Após a análise dos argumentos das partes e dos documentos probatórios juntados aos autos, entendo que a sentença recorrida merece reparos, haja vista a não observância dos preceitos legais e jurisprudenciais pelo juízo de origem.
Indubitável mencionar, em primeiro plano, que a relação jurídica existente entre as partes configura-se como relação consumerista, conforme os arts. 2° e 3°, §2°, da Lei n° 8.078/90: Art. 2° Consumidor é toda pessoa física ou jurídica que adquire ou utiliza produto ou serviço como destinatário final.

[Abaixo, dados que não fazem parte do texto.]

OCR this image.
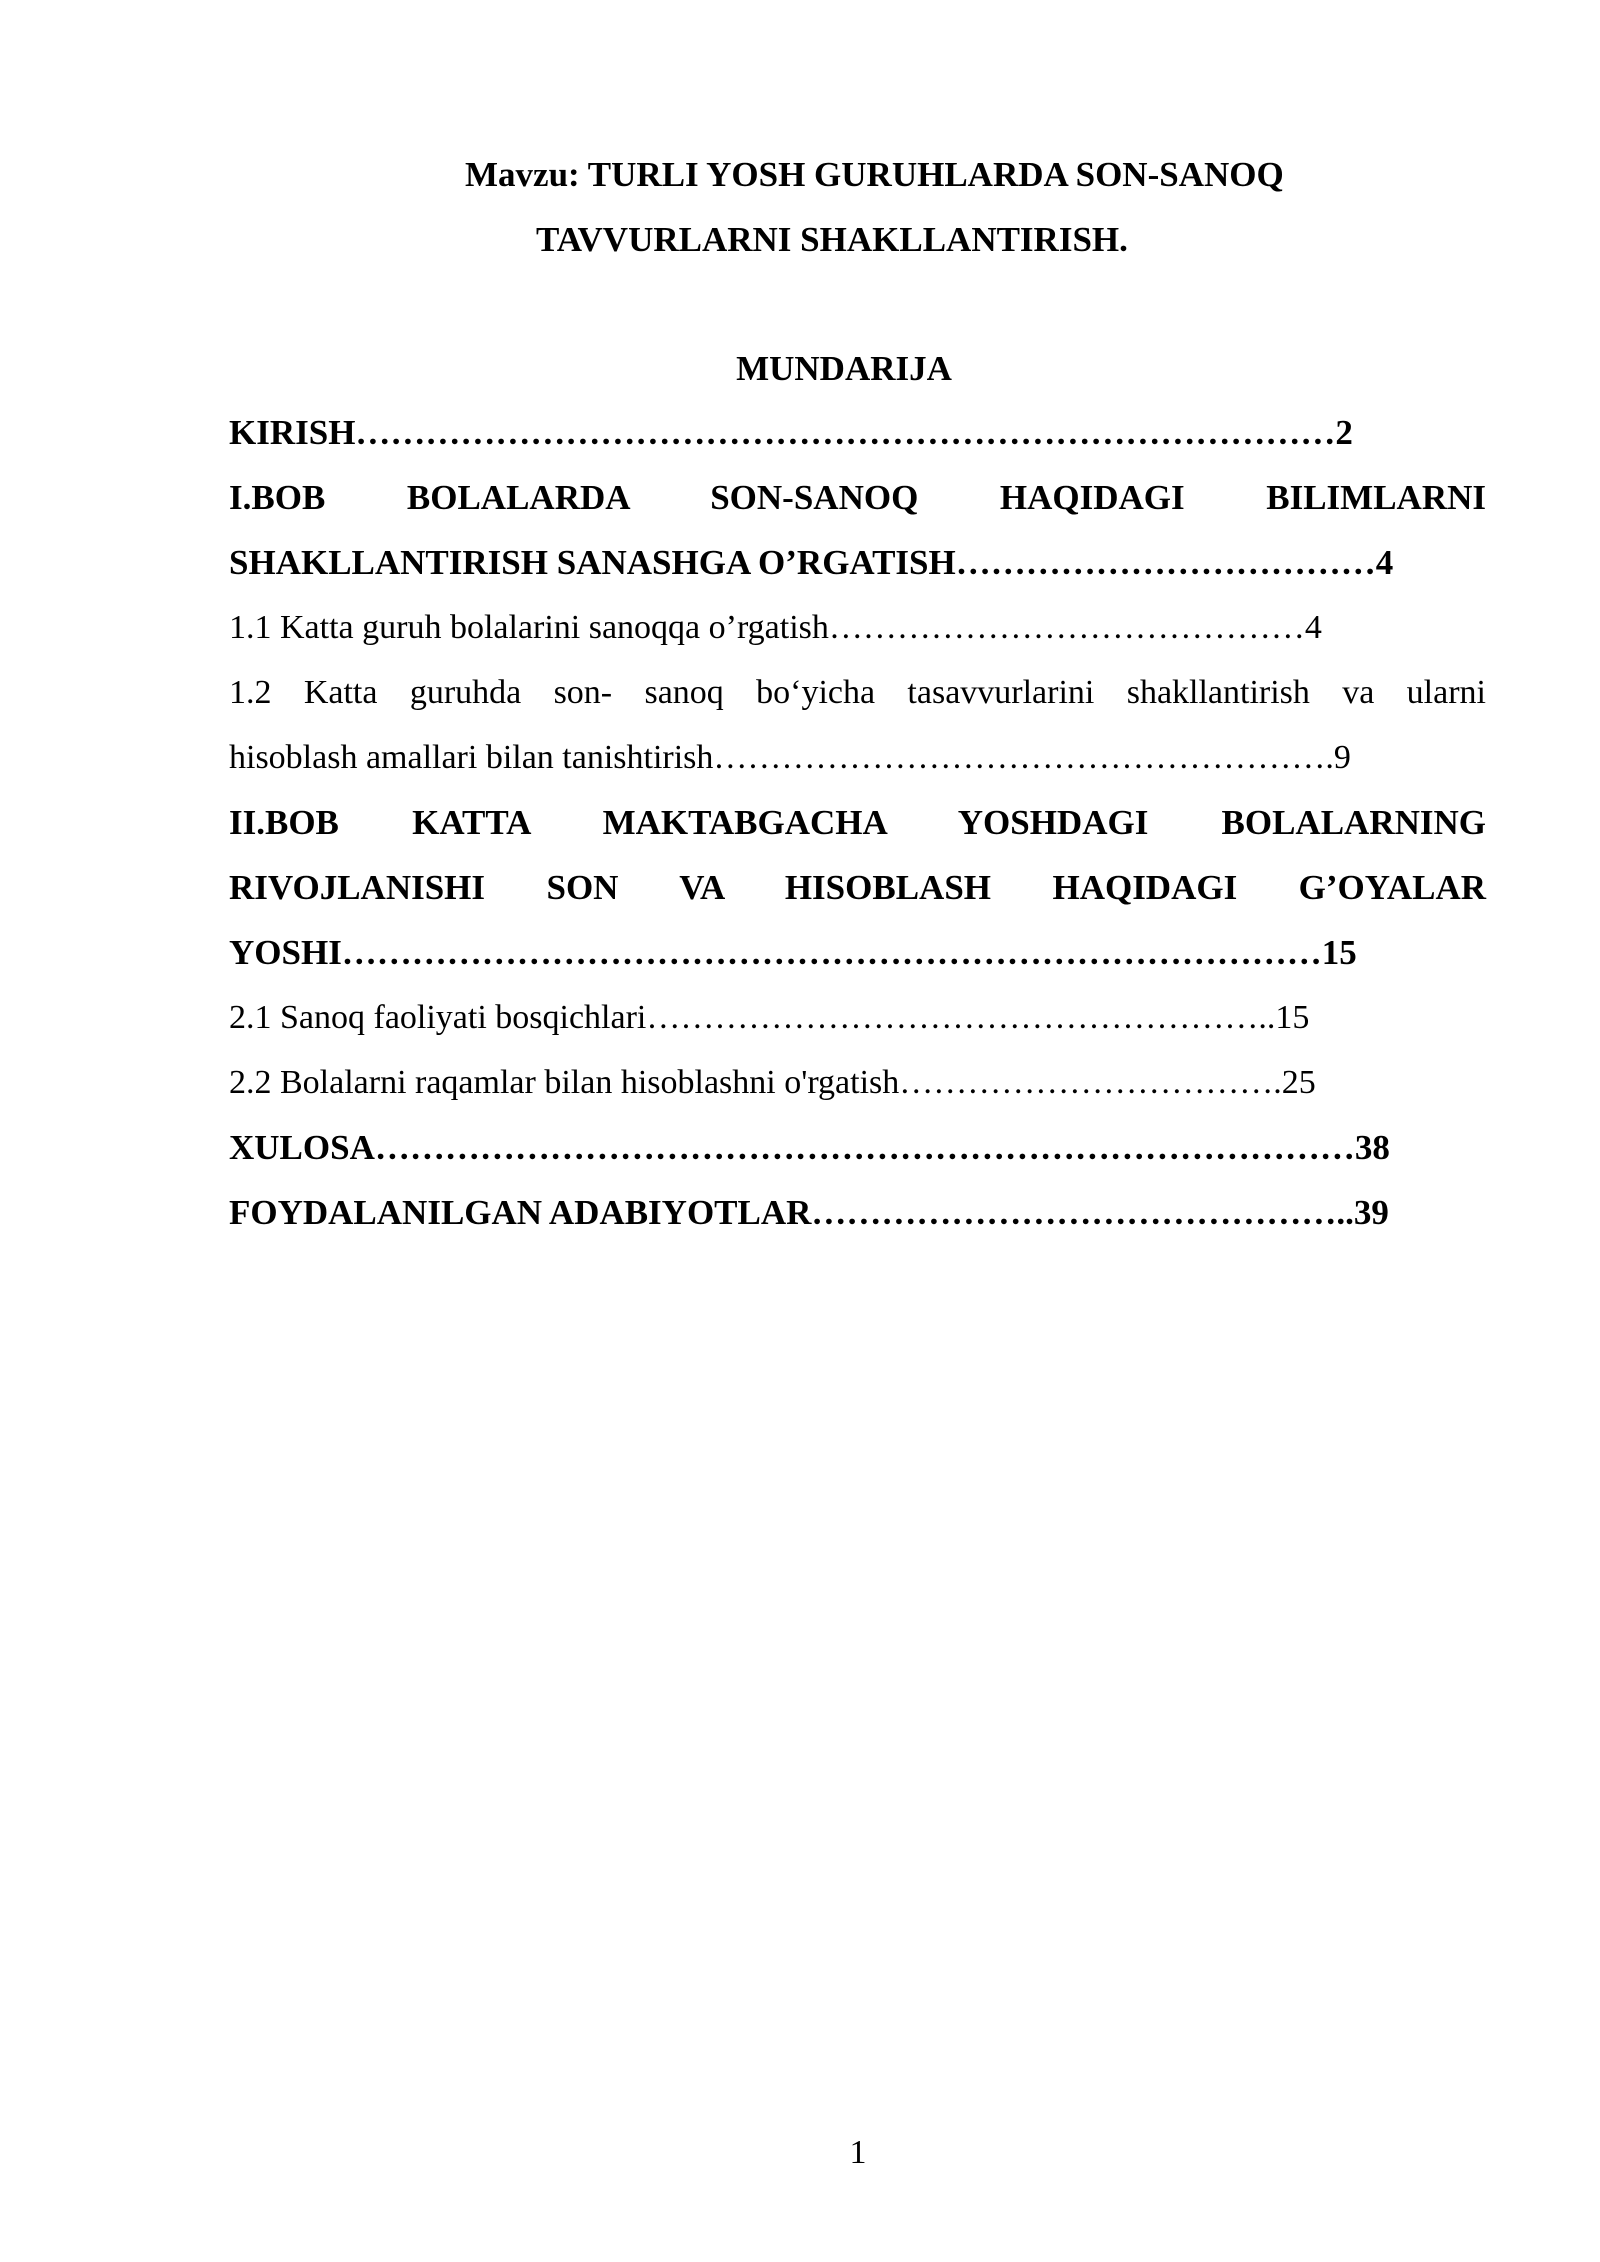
Mavzu: TURLI YOSH GURUHLARDA SON-SANOQ
TAVVURLARNI SHAKLLANTIRISH.
MUNDARIJA
KIRISH…………………………………………………………………………2
I.BOB BOLALARDA SON-SANOQ HAQIDAGI BILIMLARNI
SHAKLLANTIRISH SANASHGA O’RGATISH………………………………4
1.1 Katta guruh bolalarini sanoqqa o’rgatish……………………………………4
1.2 Katta guruhda son- sanoq bo‘yicha tasavvurlarini shakllantirish va ularni
hisoblash amallari bilan tanishtirish……………………………………………….9
II.BOB KATTA MAKTABGACHA YOSHDAGI BOLALARNING
RIVOJLANISHI SON VA HISOBLASH HAQIDAGI G’OYALAR
YOSHI…………………………………………………………………………15
2.1 Sanoq faoliyati bosqichlari………………………………………………..15
2.2 Bolalarni raqamlar bilan hisoblashni o'rgatish…………………………….25
XULOSA…………………………………………………………………………38
FOYDALANILGAN ADABIYOTLAR………………………………………..39
1
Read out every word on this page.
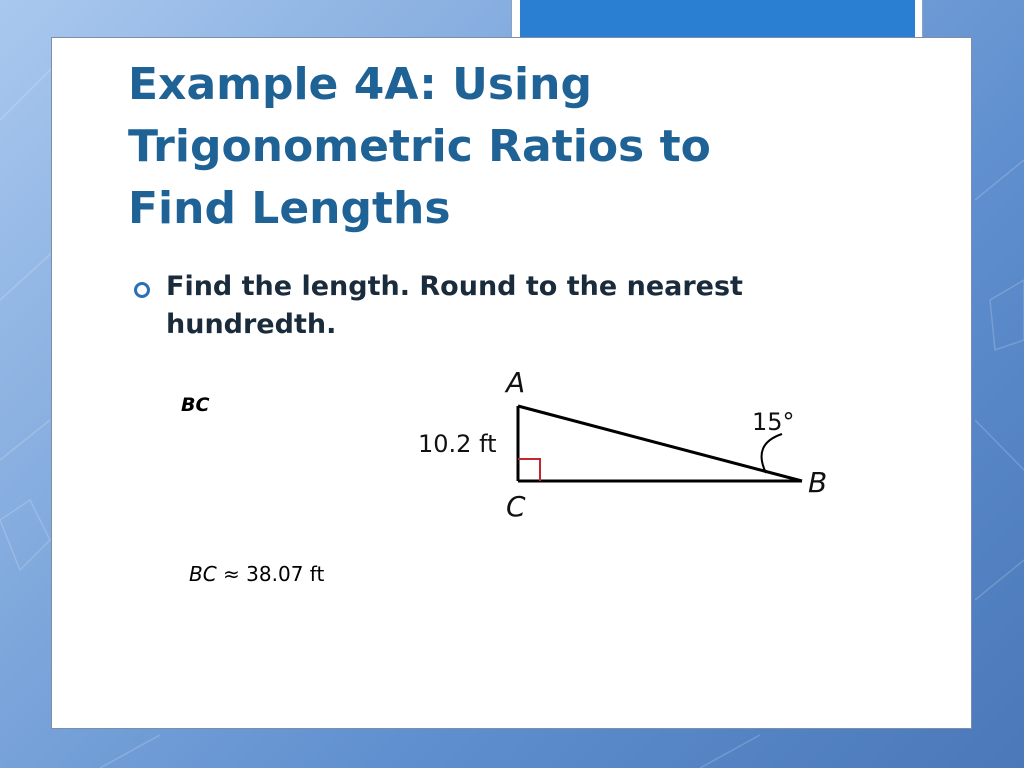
Example 4A: Using Trigonometric Ratios to Find Lengths
Find the length. Round to the nearest hundredth.
BC
BC ≈ 38.07 ft
A
B
C
10.2 ft
15°
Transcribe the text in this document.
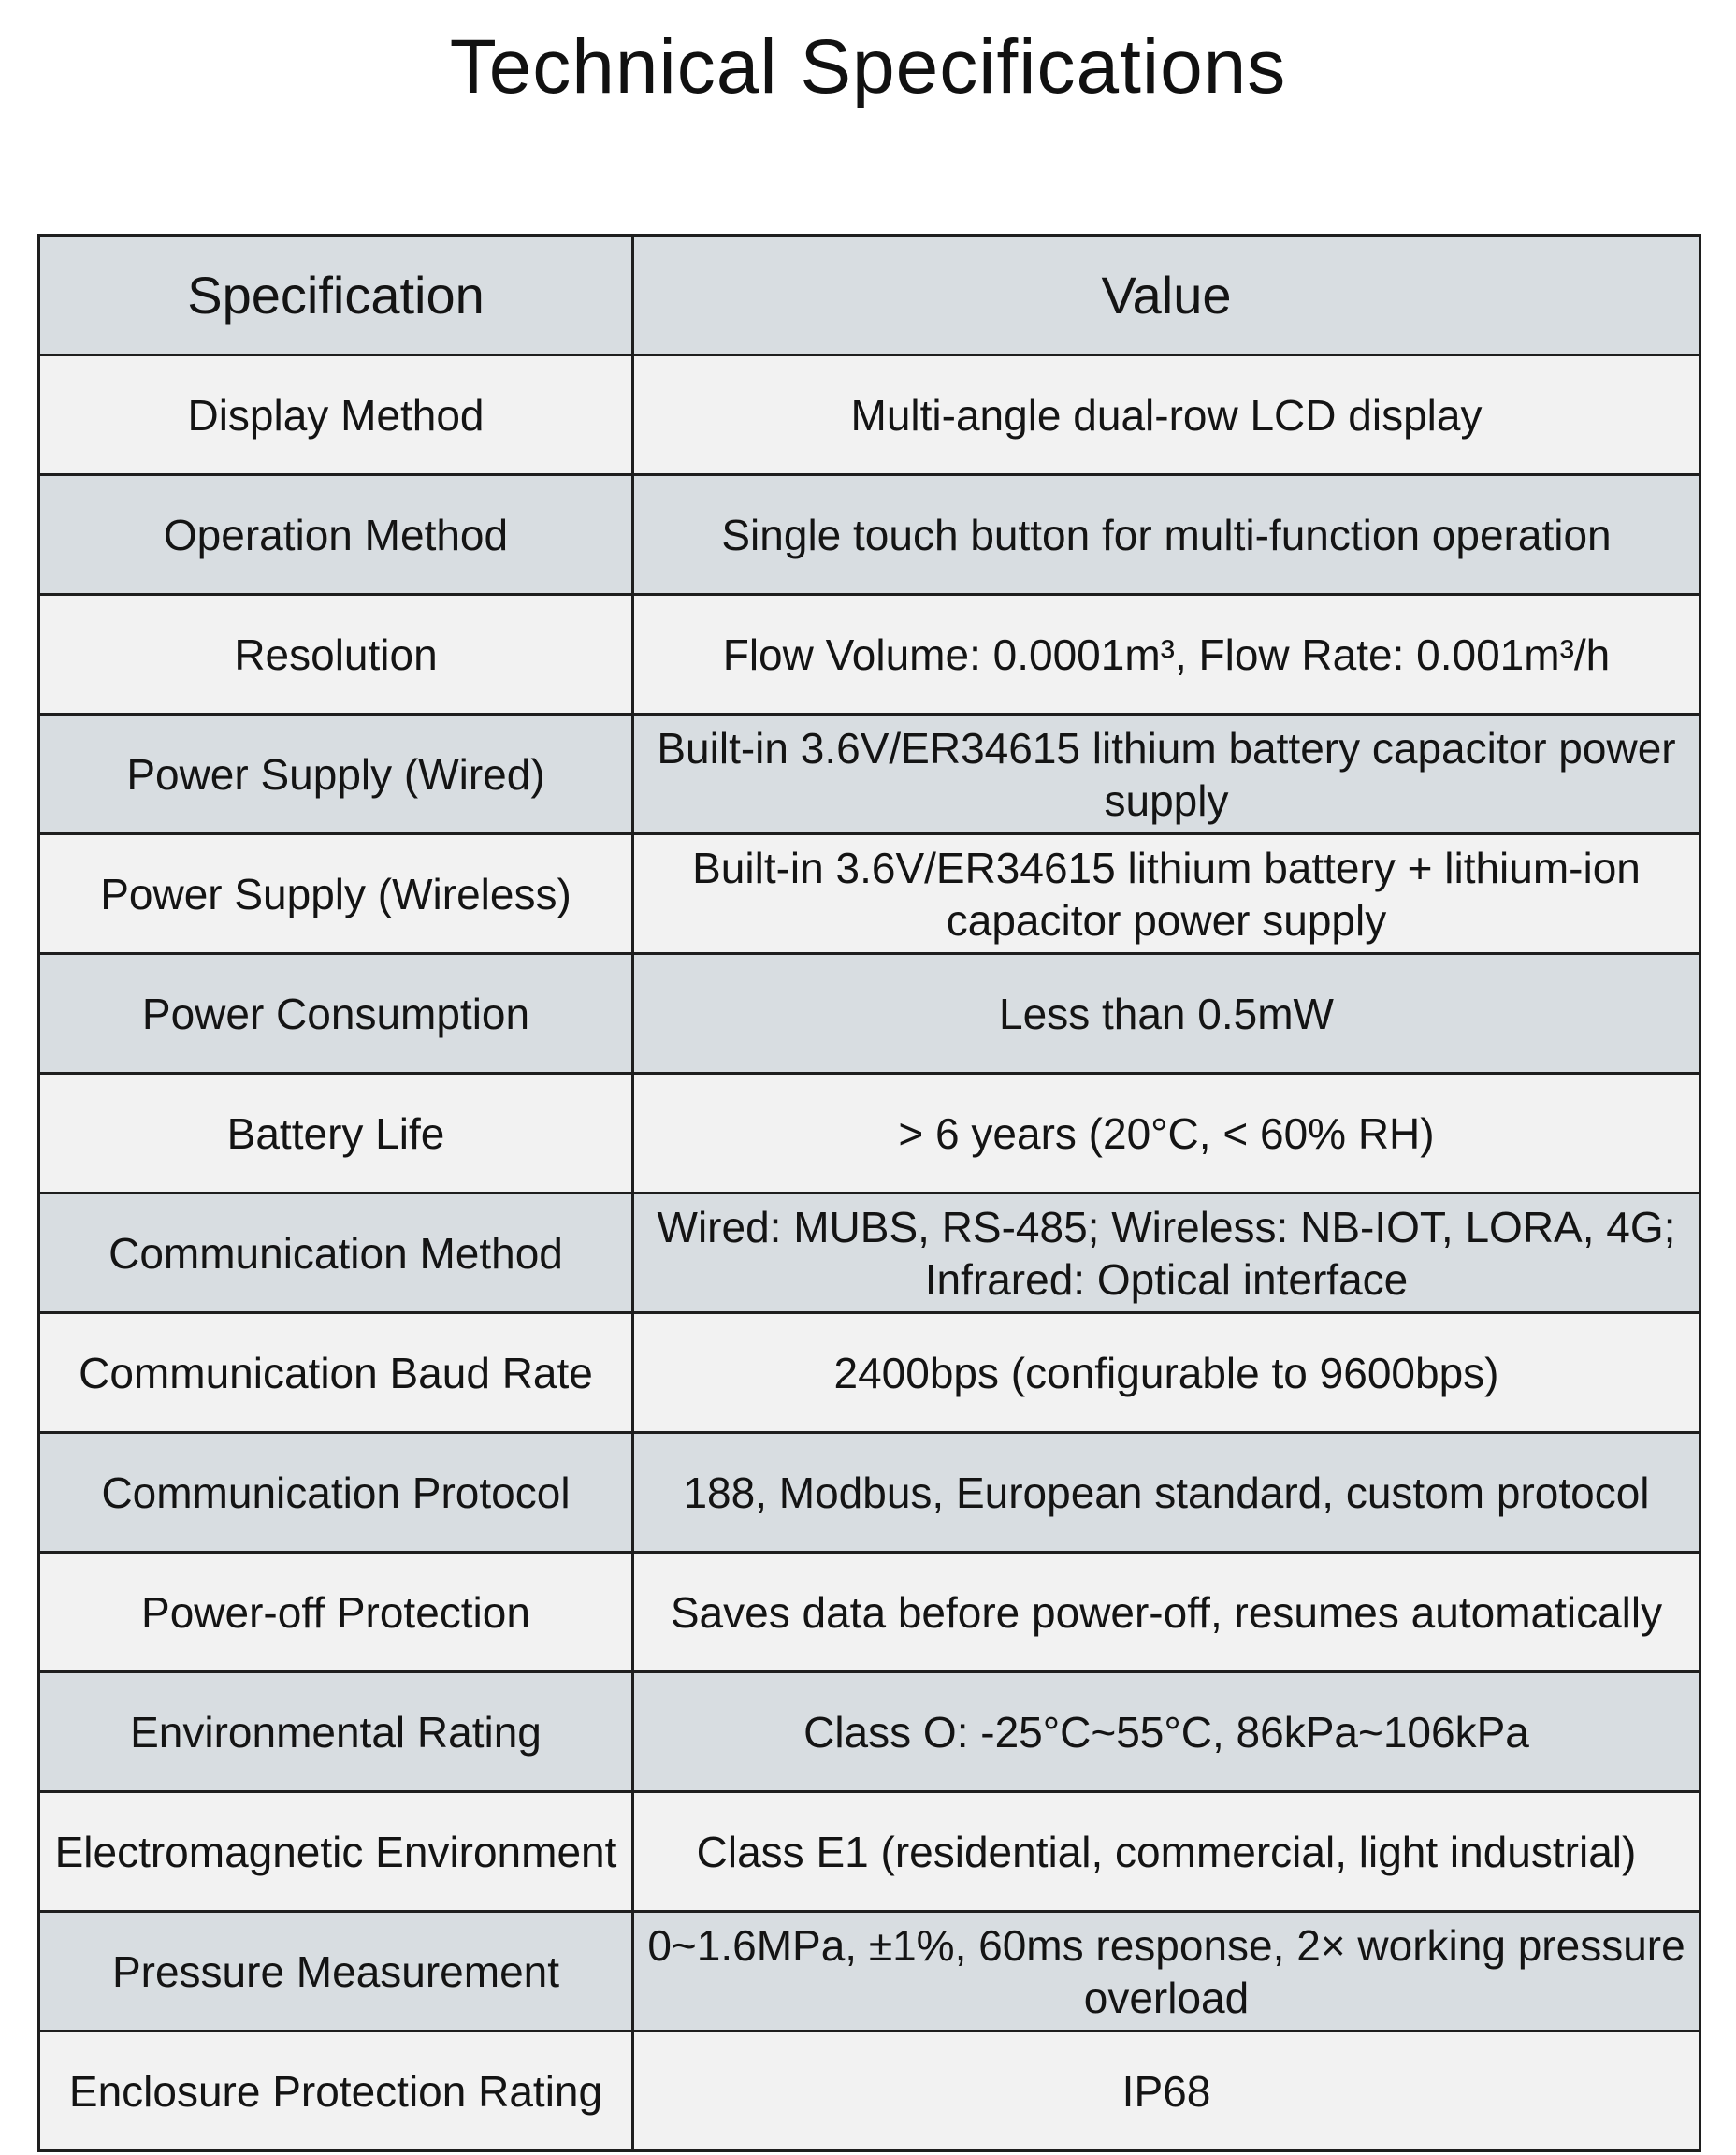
Technical Specifications
Specification	Value
Display Method	Multi-angle dual-row LCD display
Operation Method	Single touch button for multi-function operation
Resolution	Flow Volume: 0.0001m³, Flow Rate: 0.001m³/h
Power Supply (Wired)	Built-in 3.6V/ER34615 lithium battery capacitor power supply
Power Supply (Wireless)	Built-in 3.6V/ER34615 lithium battery + lithium-ion capacitor power supply
Power Consumption	Less than 0.5mW
Battery Life	> 6 years (20°C, < 60% RH)
Communication Method	Wired: MUBS, RS-485; Wireless: NB-IOT, LORA, 4G; Infrared: Optical interface
Communication Baud Rate	2400bps (configurable to 9600bps)
Communication Protocol	188, Modbus, European standard, custom protocol
Power-off Protection	Saves data before power-off, resumes automatically
Environmental Rating	Class O: -25°C~55°C, 86kPa~106kPa
Electromagnetic Environment	Class E1 (residential, commercial, light industrial)
Pressure Measurement	0~1.6MPa, ±1%, 60ms response, 2× working pressure overload
Enclosure Protection Rating	IP68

Art. 3° Fornecedor é toda pessoa física ou jurídica, pública ou privada, nacional ou estrangeira, bem como os entes despersonalizados, que desenvolvem atividade de produção, montagem, criação, construção, transformação, importação, exportação, distribuição ou comercialização de produtos ou prestação de serviços. § 2° Serviço é qualquer atividade fornecida no mercado de consumo, mediante remuneração, inclusive as de natureza bancária, financeira, de crédito e securitária, salvo as decorrentes das relações de caráter trabalhista.
Assim, no presente caso, a instituição financeira se caracteriza como prestadora de serviço, sendo aplicado, portanto, os dispositivos do Código de Defesa do Consumidor para a relação entre as partes.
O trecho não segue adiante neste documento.